Vu 1°), sous le n° 314251, la requête et le mémoire complémentaire, enregistrés les 14 mars et 16 juin 2008 au secrétariat du contentieux du Conseil d'Etat, présentés par la SOCIETE JOSEPH VALLIER, dont le siège est 646 avenue d'Anterne à Marignier (74970), la SOCIETE FAUCIGNY BRICOLAGE, dont le siège est ZI des Jourdies à Saint-Pierre-en-Faucigny (74800), la SOCIETE PUB DIFFUSION, dont le siège est avenue des Thezières à Taninges (74400) ; la SOCIETE JOSEPH VALLIER et autres demandent au Conseil d'Etat :
1°) d'annuler la décision du 16 janvier 2008 par laquelle la commission nationale d'équipement commercial a accordé à la société La Boîte à Outils l'autorisation préalable requise en vue de la création par transfert d'activité d'un magasin de bricolage de 3 140 m² de surface de vente à l'enseigne L'Entrepôt du Bricolage à Thyez (Haute-Savoie) ;
2°) de mettre à la charge de la société La Boîte à Outils la somme de 6 000 euros au titre des dispositions de l'article L. 761-1 du code de justice administrative ;
Vu 2°), sous le n° 314352, la requête sommaire et le mémoire complémentaire, enregistrés les 17 mars et 17 juin 2008 au secrétariat du contentieux du Conseil d'Etat, présentés pour la SOCIETE LEROY MERLIN FRANCE, dont le siège est rue de Chanzy à Lézennes (59260), représentée par son président directeur général en exercice ; la SOCIETE LEROY MERLIN FRANCE demande au Conseil d'Etat :
1°) d'annuler la décision du 16 janvier 2008 par laquelle la commission nationale d'équipement commercial a accordé à la société La Boîte à Outils l'autorisation préalable requise en vue de la création par transfert d'activité d'un magasin de bricolage de 3 140 m² de surface de vente à l'enseigne L'Entrepôt du Bricolage à Thyez (Haute-Savoie) ;
2°) de mettre à la charge de la société La Boîte à Outils la somme de 5 000 euros au titre des dispositions de l'article L. 761-1 du code de justice administrative ;
....................................................................................

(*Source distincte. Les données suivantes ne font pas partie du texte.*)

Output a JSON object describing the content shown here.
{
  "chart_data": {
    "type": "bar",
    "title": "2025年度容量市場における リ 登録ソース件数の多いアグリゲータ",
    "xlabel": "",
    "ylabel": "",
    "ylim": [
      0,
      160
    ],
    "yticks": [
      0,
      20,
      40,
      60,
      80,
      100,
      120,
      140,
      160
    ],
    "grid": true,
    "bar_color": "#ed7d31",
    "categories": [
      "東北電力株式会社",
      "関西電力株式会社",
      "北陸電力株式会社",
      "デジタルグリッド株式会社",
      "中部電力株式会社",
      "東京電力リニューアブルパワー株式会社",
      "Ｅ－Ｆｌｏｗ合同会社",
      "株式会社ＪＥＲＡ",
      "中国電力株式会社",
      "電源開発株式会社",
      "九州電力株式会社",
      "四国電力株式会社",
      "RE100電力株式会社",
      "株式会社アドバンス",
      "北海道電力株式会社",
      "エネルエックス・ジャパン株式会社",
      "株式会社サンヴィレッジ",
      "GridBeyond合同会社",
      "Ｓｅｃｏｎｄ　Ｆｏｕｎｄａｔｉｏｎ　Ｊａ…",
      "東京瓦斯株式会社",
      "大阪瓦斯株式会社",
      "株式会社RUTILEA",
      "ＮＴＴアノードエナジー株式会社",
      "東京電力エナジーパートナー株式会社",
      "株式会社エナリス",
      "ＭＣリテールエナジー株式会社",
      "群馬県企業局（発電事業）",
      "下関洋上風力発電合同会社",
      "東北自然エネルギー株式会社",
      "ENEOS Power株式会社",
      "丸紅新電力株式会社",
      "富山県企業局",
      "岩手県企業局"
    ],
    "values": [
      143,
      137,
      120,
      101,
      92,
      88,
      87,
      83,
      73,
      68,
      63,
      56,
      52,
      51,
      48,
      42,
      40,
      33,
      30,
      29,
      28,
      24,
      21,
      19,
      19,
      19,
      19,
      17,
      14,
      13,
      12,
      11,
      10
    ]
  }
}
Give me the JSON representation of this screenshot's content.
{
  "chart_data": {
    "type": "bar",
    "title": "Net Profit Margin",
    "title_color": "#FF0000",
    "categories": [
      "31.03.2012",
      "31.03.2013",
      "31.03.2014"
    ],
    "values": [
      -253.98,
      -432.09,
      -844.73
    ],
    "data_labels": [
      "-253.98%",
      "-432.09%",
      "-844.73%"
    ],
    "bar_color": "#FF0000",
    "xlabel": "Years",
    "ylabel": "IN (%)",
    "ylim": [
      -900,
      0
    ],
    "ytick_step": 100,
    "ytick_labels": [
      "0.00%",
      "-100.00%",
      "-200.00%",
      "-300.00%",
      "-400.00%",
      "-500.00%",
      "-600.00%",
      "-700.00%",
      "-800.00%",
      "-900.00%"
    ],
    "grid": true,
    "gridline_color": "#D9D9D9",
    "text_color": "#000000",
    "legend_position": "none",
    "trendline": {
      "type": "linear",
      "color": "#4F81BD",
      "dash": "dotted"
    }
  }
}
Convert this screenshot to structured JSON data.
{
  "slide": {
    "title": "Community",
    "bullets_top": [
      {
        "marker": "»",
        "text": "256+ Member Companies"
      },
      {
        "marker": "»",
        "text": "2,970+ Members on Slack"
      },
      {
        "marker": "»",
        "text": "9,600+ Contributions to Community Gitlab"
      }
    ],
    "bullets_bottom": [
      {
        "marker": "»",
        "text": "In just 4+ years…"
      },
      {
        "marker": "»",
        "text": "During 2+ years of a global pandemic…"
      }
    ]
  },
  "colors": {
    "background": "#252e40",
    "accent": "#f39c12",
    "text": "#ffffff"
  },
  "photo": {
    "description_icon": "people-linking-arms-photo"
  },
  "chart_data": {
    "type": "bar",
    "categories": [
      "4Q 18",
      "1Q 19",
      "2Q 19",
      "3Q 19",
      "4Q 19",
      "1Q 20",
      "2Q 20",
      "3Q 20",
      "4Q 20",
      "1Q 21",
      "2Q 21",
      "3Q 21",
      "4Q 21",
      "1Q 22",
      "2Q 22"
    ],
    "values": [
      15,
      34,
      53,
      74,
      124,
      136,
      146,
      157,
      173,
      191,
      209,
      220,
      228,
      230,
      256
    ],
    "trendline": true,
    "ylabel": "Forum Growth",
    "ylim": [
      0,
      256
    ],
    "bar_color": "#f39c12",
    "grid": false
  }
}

Vu 3°), sous le n° 315557, la requête, enregistrée le 23 avril 2008 au secrétariat du contentieux du Conseil d'Etat, présentée par la SOCIETE STESAN, dont le siège est lieu-dit Les Bossons à Thyez (74300), représentée par son président directeur général en exercice ; la SOCIETE STESAN demande au Conseil d'Etat :
1°) d'annuler la décision du 16 janvier 2008 par laquelle la commission nationale d'équipement commercial a accordé à la société La Boîte à Outils l'autorisation préalable requise en vue de la création par transfert d'activité d'un magasin de bricolage de 3 140 m² de surface de vente à l'enseigne L'Entrepôt du Bricolage à Thyez (Haute-Savoie) ;
2°) de mettre à la charge de la société La Boîte à Outils la somme de 4 500 euros au titre des dispositions de l'article L. 761-1 du code de justice administrative ;
....................................................................................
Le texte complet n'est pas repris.